In his challenge to Comcast CEO Brian Roberts, the center's general counsel Justin Danhof pointed out other "potential libel" on MSNBC -- "On March 23 and April 9, for example, your network falsely claimed the Koch brothers were connected to Trayvon Martin's death, and apparently you have refused to run a correction, even though unwarranted media attacks on the Kochs have resulted in death threats against individuals at their company. ... Chris Matthews said Republican primary voters are comparable to Grand Wizards of the Ku Klux Klan, then claimed he didn't mean to say it. Ed Schultz called Laura Ingraham a slut. Then, he apologized. But he has also claimed that Republicans want to see sick people die so they can make money off their corpses; that conservative commentators want to see Cheney shot; and he said of former Vice President Dick Cheney's heart, 'We ought to rip it out, kick it around, and stuff it back in him.' "

"Are MSNBC personnel unable to govern their own speech?" Danhof asked. "Or is all this outlandish talk just a formal company tactic designed to boost your ratings?
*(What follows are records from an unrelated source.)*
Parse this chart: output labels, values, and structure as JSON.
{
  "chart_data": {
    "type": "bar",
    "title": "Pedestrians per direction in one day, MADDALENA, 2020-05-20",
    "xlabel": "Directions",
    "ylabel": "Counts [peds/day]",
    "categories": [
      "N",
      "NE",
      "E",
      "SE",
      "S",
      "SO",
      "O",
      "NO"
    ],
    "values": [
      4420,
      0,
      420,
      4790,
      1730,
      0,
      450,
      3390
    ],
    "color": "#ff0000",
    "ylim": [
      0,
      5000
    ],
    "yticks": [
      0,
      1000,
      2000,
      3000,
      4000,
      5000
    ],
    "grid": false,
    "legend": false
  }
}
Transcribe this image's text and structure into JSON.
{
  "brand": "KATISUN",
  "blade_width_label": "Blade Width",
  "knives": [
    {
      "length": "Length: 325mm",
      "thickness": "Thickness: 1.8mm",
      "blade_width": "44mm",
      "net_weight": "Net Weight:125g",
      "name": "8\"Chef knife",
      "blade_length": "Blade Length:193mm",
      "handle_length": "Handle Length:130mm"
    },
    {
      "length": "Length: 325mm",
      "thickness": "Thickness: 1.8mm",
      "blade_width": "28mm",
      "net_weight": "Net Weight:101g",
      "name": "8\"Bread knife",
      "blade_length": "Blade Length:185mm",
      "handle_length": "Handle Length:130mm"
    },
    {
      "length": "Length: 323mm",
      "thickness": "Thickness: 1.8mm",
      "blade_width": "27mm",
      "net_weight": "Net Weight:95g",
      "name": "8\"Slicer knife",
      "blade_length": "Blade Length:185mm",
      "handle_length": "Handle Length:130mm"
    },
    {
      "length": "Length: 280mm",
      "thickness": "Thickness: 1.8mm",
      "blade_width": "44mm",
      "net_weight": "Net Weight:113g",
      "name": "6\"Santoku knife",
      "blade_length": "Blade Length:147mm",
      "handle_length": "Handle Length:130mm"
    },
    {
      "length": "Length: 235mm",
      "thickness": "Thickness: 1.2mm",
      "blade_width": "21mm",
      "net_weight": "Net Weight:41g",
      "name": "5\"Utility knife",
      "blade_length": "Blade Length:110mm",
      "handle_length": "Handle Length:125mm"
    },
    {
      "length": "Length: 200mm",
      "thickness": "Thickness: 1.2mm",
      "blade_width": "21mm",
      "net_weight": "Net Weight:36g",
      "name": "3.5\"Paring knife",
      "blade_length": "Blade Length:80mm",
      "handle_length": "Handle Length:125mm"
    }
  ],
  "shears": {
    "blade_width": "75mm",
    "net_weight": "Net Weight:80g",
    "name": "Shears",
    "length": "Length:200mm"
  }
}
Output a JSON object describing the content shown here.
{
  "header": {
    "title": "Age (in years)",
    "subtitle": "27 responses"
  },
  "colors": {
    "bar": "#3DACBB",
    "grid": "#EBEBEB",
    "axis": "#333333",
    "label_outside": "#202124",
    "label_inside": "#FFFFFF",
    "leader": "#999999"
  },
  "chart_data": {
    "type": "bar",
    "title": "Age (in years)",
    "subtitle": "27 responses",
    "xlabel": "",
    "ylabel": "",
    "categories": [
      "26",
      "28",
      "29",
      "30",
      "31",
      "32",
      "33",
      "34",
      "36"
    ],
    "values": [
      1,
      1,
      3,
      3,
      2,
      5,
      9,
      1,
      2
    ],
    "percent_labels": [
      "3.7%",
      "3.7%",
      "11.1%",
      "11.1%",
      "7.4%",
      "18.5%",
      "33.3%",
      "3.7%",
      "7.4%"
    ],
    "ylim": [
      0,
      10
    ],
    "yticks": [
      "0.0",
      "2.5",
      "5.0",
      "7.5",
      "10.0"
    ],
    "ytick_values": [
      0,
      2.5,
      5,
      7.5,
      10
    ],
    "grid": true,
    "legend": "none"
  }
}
And what, if anything, does Comcast do to prevent libel exposure?"

Roberts said he was not familiar with the Maddow broadcast in question, according to the center's press release. "But I will tell you that we will look into it and we will get back to you," Roberts added. "Thank you for your comments."

Maddow is already embroiled in a defamation lawsuit brought by Christian evangelical rocker and radio host Bradlee Dean for alleging that he advocates execution of gays.

The National Center for Public Policy Research describes itself as a "conservative, free-market, non-profit think-tank" created in 1982 and supported by "voluntary gifts from over 100,000 individual recent supporters" and two percent of its revenue from corporate sources.